How will samples be tracked?

The tubes and trays are bar coded, but we will still have an interesting problem. We have two separate samples from one individual--the tumor and normal tissue. So one of the first quality checks is to assure the normal tissue and tumor belongs to the same person. The way to analyze that content is at DNA level. We call it molecular bar-coding. If the regular bar code on tube is wrong we can check the DNA. This tracking data will be for internal use.

What's your hardware footprint? You obviously will need some serious computing power to crunch the data.

We have a mixed environment with Linux systems based on Intel. Some Sun. Some HP. Computing is less of a focus for us because we have sites that we can partner with for high performance computing. We're partnering to get access to more mature grid projects that are focused on computational computing. The idea is that we'd make their hardware a node on our grid and we could send an analysis job to their machines.

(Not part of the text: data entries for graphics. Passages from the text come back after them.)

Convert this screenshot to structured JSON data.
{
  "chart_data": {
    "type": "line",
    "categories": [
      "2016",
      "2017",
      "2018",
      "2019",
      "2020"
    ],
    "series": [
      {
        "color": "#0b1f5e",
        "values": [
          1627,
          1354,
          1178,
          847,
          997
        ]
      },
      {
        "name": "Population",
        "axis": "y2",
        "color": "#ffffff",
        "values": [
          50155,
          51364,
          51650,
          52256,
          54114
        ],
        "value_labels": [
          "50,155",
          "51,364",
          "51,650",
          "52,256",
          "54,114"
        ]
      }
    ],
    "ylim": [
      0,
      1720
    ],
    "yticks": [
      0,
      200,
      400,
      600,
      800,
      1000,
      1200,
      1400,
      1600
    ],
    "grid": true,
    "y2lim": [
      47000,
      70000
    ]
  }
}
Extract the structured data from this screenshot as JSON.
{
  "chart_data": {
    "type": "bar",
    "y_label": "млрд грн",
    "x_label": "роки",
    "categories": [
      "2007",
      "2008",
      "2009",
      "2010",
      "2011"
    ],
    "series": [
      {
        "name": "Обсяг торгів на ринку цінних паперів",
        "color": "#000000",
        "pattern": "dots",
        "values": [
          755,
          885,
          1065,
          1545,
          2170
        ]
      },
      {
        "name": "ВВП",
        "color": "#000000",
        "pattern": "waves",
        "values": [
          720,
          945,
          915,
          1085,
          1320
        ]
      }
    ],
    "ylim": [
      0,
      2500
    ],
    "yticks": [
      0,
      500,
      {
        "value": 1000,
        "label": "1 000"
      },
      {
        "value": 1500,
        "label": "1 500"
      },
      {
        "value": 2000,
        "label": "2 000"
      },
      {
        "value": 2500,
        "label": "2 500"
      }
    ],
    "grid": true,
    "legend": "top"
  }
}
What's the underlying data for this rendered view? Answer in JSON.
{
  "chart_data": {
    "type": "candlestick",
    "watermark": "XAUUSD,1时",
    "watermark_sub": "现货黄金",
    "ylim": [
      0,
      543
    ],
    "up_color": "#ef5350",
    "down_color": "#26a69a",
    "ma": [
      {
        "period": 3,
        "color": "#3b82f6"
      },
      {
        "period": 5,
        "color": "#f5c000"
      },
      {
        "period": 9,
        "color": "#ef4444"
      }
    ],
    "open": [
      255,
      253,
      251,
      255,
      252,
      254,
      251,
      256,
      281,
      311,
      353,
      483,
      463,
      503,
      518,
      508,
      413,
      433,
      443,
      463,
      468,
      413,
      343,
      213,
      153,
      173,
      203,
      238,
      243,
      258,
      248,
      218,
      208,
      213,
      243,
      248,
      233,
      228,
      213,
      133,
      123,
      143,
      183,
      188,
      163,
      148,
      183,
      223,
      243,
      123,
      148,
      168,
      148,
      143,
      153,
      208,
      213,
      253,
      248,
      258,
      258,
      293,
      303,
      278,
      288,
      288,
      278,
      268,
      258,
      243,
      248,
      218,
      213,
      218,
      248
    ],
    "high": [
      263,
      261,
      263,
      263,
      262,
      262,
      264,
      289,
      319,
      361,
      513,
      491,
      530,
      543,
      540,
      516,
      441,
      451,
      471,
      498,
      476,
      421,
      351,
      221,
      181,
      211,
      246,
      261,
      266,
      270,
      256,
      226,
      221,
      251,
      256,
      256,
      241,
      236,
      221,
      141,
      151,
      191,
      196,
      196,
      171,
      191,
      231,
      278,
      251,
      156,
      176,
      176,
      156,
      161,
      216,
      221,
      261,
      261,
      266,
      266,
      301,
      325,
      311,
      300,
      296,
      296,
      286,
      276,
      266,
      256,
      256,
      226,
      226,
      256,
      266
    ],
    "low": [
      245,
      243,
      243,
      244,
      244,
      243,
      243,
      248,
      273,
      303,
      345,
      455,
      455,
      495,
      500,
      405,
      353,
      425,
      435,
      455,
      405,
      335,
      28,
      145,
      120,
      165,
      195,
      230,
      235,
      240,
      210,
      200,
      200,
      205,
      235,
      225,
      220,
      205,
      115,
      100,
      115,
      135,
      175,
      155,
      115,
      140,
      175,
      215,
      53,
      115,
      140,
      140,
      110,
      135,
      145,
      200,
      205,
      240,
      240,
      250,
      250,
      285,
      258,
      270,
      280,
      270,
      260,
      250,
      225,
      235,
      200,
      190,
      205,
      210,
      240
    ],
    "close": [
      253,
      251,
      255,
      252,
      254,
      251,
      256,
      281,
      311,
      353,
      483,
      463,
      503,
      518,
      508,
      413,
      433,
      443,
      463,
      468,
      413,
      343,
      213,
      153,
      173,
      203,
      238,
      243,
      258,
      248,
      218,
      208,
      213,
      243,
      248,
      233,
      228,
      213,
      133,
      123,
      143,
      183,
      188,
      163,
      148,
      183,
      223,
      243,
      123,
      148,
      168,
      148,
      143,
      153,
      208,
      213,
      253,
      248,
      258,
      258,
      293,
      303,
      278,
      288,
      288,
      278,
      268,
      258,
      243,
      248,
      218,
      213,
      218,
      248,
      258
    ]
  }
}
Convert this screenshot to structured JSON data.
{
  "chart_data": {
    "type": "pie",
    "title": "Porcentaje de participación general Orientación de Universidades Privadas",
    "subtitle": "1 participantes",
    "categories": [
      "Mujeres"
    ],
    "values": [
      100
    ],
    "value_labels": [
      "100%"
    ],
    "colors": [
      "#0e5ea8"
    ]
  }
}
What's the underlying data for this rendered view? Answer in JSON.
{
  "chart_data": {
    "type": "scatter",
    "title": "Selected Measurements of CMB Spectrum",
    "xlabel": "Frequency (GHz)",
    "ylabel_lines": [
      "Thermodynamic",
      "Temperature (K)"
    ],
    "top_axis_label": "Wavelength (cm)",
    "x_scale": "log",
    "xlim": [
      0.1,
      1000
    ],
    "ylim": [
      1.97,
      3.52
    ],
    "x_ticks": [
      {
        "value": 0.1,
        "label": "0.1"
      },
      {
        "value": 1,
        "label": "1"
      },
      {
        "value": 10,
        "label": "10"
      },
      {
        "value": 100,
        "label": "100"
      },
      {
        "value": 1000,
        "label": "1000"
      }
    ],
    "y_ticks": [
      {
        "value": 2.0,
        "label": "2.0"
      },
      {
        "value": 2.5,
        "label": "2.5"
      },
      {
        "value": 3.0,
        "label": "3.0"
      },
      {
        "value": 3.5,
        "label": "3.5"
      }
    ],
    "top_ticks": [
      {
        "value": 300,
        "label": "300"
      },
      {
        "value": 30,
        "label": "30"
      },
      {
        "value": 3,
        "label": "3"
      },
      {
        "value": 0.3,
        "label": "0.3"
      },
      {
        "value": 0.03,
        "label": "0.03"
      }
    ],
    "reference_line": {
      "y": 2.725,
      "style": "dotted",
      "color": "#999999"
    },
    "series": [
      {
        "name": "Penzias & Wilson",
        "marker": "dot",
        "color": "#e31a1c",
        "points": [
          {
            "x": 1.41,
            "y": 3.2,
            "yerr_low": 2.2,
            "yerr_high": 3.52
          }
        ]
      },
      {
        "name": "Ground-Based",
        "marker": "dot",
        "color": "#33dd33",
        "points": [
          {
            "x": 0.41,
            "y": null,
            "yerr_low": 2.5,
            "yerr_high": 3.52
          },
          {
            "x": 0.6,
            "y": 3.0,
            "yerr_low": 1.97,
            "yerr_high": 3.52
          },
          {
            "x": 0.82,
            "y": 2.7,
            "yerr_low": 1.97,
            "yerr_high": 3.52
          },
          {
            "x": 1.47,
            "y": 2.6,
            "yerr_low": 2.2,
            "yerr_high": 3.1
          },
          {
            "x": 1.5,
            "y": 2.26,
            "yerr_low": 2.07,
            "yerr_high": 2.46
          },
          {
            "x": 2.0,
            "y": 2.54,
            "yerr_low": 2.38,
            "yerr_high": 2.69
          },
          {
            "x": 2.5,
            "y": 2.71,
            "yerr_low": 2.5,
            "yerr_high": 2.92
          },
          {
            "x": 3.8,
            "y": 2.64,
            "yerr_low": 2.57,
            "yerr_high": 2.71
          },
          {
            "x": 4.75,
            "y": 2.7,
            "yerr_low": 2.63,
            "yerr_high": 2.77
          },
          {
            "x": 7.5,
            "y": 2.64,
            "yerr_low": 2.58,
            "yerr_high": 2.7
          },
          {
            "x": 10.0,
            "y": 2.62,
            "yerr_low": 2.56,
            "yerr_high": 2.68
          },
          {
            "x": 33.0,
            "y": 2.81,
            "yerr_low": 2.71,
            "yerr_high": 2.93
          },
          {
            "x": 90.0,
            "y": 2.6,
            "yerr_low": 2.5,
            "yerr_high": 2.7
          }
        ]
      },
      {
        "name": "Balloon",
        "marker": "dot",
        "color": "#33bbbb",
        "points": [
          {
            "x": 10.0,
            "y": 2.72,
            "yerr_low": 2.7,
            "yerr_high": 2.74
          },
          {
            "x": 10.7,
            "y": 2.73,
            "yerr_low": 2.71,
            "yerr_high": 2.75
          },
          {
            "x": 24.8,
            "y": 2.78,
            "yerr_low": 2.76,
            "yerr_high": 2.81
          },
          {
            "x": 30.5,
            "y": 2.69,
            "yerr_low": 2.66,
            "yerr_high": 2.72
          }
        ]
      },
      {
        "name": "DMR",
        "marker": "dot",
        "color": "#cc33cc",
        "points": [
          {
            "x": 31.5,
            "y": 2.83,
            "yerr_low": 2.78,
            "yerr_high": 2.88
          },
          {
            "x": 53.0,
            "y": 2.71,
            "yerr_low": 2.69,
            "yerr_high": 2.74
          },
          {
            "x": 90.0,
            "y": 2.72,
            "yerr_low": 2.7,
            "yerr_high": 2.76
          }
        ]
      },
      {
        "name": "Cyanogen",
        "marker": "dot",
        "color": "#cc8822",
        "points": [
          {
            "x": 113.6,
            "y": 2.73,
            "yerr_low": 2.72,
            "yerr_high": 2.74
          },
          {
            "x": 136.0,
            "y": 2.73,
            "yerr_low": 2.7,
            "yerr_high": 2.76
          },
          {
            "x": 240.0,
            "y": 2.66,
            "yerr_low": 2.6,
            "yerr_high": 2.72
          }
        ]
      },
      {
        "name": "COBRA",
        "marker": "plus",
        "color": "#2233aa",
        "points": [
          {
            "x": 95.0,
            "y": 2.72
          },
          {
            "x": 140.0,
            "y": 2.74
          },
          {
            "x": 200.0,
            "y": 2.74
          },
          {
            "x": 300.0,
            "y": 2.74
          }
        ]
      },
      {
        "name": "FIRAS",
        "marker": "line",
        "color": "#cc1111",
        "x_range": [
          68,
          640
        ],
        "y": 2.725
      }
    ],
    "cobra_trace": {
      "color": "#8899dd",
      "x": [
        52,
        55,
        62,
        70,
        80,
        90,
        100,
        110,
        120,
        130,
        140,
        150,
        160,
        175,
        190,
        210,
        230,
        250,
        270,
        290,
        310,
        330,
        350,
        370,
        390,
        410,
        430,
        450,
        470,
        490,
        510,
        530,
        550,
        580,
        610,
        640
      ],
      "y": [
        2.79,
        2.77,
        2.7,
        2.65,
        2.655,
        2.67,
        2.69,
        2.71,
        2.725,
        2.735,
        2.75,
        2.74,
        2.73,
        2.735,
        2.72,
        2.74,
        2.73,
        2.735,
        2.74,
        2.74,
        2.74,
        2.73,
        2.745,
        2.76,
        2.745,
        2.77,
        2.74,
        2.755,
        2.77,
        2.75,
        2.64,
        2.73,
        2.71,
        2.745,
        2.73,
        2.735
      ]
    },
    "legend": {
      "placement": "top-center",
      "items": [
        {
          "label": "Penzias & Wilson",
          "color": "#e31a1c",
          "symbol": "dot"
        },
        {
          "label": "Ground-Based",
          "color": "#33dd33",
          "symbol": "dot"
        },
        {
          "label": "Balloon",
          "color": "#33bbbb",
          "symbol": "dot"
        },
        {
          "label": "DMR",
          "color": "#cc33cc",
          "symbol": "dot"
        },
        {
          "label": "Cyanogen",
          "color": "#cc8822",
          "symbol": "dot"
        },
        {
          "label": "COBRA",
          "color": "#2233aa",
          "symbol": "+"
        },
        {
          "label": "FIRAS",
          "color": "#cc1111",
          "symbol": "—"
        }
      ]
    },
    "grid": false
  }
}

We try to remind ourselves that we're the National Cancer Institute not the National High Performance Computing Institute. We're not scaled up for computational horsepower. There are participants in our network with separate lines of funding for high performance computing. They have suggested that for a few dollars more we can use their grid. The cost of on-demand computing continues to drop.

What privacy protections do you have to shuffle this data around?

We have a fairly strict and elaborate regime to protect privacy. We're adhering to the rules and regulations that govern genetic data and HIPAA (Health Insurance and Portability Accountability Act of 1996). We also have additional controls and authorization processes to mitigate risk.

We also have institutional review boards to limit how data is used. Under HIPAA, information is only shared for legitimate research and that goes through a data access committee. Even then we still will not share patient IDs. There will be some detailed annotations shared but only with individuals who pass muster with the data access committee.